Even Dunkin Donuts uses better coffee beans…
My wife insists that Wawa has the best coffee.
DD wrote:
We do? Who do?
I have absolutely no problems with an aggressive foreign policy, and no problems with using military force, but only if we have a clear cut, reasonably achievable goal, with a real plan about how to achieve it. In Syria, neither the President nor the conservatives have articulated either. The Obama Administration has said that the supposedly inevitable strikes will not be meant to topple President Assad; if that’s not the goal, then what is?
On page A-4 of today’s Philadelphia Inquirer were the back sections of a couple of front page stories about the potential strike against Syria, and, on the left hand side, a story noting that Moammar Gadafi’s son will be tried in Libya.
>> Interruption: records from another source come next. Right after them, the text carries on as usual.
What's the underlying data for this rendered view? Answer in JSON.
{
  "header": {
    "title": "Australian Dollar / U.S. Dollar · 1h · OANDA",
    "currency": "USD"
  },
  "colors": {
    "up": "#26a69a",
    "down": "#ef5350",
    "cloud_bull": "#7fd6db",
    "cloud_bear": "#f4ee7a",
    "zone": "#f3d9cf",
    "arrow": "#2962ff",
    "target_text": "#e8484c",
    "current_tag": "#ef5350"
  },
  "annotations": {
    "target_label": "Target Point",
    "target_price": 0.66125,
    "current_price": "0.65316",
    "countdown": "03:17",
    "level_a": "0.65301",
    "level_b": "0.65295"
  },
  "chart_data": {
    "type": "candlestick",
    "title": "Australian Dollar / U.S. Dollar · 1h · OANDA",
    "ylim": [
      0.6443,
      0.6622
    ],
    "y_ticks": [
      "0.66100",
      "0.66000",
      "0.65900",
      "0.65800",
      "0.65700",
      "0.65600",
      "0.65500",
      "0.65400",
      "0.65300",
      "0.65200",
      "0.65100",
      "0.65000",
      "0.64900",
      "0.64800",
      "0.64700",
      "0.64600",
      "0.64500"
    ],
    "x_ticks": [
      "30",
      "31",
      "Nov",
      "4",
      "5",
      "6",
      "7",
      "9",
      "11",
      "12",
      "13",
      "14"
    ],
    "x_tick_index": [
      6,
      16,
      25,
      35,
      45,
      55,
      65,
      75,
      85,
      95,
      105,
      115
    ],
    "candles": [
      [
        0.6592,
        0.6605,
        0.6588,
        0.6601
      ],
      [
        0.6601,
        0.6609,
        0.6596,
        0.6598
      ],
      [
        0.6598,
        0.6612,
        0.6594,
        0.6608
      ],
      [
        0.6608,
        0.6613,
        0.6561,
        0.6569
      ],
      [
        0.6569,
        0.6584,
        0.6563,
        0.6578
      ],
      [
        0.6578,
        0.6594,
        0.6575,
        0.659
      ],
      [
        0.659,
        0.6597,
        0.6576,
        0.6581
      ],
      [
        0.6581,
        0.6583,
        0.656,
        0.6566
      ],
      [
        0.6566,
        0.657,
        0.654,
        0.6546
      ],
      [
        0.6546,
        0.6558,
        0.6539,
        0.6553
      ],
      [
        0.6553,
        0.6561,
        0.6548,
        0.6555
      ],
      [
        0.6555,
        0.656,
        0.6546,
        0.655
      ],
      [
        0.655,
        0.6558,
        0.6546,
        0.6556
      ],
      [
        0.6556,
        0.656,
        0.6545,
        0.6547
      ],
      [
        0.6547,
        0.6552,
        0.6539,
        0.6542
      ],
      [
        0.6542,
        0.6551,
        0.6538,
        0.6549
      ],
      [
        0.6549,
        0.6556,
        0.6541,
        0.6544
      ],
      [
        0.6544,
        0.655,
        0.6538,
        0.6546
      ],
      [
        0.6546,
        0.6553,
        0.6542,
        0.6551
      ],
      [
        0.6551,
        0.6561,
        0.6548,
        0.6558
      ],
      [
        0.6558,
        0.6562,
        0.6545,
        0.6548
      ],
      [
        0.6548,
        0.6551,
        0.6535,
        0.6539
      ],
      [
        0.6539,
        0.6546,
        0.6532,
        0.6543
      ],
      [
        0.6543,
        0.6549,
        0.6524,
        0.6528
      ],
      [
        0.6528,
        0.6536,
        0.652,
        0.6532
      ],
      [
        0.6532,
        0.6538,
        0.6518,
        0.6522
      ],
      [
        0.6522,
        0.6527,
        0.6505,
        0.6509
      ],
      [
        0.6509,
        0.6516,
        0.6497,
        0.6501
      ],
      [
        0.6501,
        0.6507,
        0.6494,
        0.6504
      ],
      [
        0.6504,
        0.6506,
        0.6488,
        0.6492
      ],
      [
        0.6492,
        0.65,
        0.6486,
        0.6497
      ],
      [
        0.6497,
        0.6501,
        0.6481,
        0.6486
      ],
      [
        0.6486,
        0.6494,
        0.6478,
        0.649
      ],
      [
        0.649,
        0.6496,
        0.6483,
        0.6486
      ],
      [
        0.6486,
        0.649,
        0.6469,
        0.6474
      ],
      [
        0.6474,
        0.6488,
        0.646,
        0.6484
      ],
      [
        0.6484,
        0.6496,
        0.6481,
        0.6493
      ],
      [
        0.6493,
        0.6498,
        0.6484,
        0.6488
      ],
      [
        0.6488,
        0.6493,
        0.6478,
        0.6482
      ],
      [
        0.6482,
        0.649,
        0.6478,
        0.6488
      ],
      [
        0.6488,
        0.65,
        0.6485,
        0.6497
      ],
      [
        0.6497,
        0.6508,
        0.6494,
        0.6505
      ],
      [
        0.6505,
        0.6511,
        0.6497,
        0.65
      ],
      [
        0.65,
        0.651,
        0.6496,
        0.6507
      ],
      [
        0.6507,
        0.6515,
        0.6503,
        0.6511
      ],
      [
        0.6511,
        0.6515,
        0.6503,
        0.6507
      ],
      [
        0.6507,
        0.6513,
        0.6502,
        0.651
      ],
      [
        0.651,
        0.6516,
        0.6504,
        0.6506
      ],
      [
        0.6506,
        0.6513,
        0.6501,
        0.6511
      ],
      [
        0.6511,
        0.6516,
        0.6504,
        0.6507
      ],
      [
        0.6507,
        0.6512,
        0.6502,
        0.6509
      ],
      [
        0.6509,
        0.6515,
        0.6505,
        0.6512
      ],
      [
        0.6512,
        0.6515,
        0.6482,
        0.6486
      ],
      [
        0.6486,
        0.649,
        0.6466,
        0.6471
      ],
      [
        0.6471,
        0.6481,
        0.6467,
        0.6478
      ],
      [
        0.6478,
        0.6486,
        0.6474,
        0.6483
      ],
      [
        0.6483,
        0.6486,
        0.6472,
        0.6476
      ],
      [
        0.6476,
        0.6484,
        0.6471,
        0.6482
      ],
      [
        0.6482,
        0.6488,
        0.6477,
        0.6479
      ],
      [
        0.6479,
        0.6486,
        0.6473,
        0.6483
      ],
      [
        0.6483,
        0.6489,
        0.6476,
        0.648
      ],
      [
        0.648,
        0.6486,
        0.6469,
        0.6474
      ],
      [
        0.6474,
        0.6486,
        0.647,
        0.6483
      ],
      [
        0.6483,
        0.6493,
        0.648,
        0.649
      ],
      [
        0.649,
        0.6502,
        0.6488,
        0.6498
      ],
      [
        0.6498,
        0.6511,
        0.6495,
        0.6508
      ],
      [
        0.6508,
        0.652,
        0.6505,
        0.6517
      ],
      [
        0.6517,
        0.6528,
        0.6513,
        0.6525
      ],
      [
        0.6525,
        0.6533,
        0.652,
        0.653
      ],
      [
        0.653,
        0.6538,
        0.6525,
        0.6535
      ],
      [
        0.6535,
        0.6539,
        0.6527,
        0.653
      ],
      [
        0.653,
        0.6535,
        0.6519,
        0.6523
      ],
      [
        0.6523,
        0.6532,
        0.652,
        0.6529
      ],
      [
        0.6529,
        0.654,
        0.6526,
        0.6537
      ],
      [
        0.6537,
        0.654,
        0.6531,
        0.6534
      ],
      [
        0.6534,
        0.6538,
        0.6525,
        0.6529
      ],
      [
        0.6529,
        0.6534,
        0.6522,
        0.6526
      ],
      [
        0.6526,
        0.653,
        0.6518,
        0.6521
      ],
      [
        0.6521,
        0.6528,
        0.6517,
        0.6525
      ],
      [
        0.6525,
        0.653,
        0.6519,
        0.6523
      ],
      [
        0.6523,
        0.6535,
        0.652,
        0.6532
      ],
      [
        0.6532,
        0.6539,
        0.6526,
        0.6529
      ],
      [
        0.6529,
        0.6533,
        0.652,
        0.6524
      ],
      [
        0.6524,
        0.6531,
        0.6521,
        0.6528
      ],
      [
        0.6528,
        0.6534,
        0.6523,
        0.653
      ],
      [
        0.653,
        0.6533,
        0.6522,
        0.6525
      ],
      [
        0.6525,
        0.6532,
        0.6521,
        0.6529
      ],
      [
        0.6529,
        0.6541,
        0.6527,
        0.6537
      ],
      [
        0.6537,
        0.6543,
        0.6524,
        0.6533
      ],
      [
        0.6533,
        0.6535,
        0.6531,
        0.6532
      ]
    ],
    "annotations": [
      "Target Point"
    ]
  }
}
That, in a nutshell, explains Bashar al-Assad: he learned the lessons of Moamar Gadafi, Hosni Mubarak and Saddam Hussein, that if you lose power, all that awaits you is a lynching, a prison cell or a rope. President Obama wants to punish President Assad for using chemical weapons, but in Mr Assad’s position, you have to do everything in your power to win, whether it’s nice and civilized or not. If he thinks he needs to use chemical weapons to win, he will use chemical weapons.
Mr Merriman wrote:
Maybe he isn’t quite as bright as you think.
Peet’s I have never heard of let alone tried, but DD and Wawa both taste pretty flat and one dimensional to me. Vive la difference.
I agree firing seems harsh for such a minor infraction but as the company spokesman alluded to there were likely other issues with this fellow that pushed him along through the disciplinary process despite what he claims.